Received 18 January 2013; Accepted 26 March 2013

Academic Editor: Xinyu Song

Copyright © 2013 Hui Wan and Jing-an Cui. This is an open access article distributed under the Creative Commons Attribution License, which permits unrestricted use, distribution, and reproduction in any medium, provided the original work is properly cited.

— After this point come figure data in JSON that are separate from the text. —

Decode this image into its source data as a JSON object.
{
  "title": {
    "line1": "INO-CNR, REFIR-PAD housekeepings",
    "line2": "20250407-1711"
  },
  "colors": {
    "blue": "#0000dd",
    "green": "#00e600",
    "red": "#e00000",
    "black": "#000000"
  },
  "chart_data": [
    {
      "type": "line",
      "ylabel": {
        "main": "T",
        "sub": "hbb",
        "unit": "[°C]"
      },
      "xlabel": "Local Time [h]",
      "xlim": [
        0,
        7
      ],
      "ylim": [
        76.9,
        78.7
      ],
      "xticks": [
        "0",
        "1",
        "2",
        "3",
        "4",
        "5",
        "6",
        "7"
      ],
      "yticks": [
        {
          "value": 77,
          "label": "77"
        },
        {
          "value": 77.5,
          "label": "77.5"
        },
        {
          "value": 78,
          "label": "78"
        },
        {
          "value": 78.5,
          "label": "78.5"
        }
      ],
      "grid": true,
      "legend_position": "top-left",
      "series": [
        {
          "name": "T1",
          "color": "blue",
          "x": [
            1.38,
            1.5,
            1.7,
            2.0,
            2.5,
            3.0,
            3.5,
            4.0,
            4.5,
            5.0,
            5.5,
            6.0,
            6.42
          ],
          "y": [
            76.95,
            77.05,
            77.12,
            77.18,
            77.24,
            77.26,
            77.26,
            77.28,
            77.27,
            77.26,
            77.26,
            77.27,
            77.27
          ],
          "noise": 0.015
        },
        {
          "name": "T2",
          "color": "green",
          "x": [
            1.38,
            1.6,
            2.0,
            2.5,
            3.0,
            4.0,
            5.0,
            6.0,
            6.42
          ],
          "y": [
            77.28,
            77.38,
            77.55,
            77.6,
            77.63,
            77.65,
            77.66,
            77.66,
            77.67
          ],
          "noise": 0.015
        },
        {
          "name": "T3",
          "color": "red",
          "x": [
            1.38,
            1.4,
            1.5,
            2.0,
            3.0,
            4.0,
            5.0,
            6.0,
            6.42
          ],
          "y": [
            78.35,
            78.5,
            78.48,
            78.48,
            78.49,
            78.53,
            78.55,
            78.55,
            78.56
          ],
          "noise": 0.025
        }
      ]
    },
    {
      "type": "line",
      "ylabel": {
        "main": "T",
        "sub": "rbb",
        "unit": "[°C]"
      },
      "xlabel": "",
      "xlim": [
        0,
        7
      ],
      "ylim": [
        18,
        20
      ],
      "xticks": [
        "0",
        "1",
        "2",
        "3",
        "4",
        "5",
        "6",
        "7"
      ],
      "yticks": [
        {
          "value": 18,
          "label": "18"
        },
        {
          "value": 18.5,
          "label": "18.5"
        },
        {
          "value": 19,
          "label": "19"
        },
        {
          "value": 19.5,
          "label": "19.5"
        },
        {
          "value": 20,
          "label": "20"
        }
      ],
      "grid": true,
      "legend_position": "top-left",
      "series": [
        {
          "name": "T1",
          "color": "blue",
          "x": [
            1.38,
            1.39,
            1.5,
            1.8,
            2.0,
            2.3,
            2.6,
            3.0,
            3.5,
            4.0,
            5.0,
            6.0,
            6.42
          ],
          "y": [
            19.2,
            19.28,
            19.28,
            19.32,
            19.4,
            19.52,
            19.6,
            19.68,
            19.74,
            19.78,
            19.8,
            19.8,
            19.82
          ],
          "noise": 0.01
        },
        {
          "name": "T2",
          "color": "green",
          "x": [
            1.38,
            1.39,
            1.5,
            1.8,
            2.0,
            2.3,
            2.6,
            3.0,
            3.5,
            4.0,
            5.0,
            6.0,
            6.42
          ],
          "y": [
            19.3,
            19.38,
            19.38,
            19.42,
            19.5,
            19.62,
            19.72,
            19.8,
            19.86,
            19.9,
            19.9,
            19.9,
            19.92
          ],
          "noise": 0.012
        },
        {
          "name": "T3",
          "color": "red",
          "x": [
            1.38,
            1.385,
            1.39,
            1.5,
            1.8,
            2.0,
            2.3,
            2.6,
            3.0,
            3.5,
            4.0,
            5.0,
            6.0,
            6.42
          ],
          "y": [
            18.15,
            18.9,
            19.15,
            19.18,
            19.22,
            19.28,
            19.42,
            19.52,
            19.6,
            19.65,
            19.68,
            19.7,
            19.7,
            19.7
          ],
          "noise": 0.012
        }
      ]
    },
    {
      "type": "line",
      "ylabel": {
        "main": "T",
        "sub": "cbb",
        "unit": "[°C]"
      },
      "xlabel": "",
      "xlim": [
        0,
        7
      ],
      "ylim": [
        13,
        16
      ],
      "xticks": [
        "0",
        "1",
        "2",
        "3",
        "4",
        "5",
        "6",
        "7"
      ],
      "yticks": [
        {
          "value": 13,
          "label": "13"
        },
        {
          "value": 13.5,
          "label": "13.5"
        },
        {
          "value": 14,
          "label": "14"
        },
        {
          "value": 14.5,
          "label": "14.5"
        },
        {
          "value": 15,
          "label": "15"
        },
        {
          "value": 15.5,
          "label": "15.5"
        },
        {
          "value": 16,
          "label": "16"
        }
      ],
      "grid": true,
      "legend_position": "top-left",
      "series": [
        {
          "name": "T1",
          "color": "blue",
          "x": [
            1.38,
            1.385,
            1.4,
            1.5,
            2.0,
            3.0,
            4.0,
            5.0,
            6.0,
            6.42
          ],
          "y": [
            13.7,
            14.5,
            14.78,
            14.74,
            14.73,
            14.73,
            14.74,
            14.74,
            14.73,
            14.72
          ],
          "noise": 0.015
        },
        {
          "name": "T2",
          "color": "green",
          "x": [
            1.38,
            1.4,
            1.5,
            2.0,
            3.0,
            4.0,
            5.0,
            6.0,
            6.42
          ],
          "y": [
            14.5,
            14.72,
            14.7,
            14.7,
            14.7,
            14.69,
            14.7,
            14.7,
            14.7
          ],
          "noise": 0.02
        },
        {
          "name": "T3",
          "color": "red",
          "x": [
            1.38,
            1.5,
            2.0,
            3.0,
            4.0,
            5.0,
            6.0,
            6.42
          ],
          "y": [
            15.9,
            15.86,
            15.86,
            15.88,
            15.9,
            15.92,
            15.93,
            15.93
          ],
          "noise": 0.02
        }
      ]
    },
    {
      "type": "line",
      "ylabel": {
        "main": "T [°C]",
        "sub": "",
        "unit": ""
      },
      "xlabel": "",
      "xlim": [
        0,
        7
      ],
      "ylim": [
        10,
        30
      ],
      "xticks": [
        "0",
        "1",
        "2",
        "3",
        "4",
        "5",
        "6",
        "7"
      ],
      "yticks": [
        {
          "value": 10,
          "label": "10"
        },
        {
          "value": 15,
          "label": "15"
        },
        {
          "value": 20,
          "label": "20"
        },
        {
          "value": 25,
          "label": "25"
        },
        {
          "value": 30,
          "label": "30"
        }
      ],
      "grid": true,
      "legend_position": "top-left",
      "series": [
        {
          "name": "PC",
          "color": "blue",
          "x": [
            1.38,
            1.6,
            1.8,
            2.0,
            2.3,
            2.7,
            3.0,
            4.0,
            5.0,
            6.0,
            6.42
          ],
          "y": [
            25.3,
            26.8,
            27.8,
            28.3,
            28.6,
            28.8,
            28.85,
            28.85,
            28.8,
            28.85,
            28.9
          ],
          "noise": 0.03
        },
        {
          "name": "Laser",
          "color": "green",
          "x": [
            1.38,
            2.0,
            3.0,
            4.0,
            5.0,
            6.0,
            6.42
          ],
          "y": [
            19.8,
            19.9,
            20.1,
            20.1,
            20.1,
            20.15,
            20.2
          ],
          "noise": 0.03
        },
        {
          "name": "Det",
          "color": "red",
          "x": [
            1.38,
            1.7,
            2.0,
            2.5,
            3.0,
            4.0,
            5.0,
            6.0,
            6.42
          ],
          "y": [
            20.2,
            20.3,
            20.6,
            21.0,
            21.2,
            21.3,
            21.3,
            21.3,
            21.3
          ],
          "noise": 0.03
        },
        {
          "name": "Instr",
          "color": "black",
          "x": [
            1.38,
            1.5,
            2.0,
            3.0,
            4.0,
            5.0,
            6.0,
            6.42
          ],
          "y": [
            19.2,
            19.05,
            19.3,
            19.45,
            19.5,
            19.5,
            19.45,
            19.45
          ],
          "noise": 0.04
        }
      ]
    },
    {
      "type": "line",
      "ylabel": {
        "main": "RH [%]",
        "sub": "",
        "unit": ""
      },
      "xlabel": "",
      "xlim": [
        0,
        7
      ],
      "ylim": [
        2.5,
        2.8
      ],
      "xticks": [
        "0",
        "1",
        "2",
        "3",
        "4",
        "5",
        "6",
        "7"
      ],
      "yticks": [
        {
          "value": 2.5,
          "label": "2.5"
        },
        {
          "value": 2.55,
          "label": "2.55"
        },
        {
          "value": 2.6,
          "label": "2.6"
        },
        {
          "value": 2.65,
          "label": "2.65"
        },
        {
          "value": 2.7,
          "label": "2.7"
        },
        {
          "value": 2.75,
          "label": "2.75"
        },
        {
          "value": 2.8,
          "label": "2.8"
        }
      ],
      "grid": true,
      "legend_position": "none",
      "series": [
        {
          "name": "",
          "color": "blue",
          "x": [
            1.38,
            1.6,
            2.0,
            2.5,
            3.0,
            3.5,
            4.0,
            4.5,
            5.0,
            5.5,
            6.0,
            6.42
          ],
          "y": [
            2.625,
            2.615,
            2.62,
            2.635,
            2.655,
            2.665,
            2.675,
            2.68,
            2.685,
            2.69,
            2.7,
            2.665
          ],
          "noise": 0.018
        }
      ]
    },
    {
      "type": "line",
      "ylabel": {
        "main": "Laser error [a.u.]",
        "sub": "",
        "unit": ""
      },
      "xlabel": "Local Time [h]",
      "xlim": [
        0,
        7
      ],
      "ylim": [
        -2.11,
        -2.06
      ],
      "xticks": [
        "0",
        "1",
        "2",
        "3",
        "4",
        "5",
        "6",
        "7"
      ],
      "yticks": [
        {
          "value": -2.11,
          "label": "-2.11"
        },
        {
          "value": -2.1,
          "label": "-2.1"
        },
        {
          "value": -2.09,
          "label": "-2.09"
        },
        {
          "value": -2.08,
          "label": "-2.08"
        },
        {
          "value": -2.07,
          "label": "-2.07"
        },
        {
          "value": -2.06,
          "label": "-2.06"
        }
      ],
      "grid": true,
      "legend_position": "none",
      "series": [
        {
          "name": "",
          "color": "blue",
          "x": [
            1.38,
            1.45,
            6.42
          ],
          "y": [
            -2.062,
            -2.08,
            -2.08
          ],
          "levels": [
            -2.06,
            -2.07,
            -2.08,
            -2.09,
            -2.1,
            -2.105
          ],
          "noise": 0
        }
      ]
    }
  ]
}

A SIR epidemic model is proposed to understand the impact of limited medical resource on infectious disease transmission. The basic reproduction number is identified. Existence and stability of equilibria are obtained under different conditions. Bifurcations, including backward bifurcation and Hopf bifurcation, are analyzed. Our results suggest that the model considering the impact of limited medical resource may exhibit vital dynamics, such as bistability and periodicity when the basic reproduction number is less than unity, which implies that the basic reproductive number itself is not enough to describe whether the disease will prevail or not and a subthreshold number is needed. It is also shown that a sufficient number of sickbeds and other medical resources are very important for disease control and eradication. Considering the costs, we provide a method to estimate a suitable treatment capacity for a disease in a region.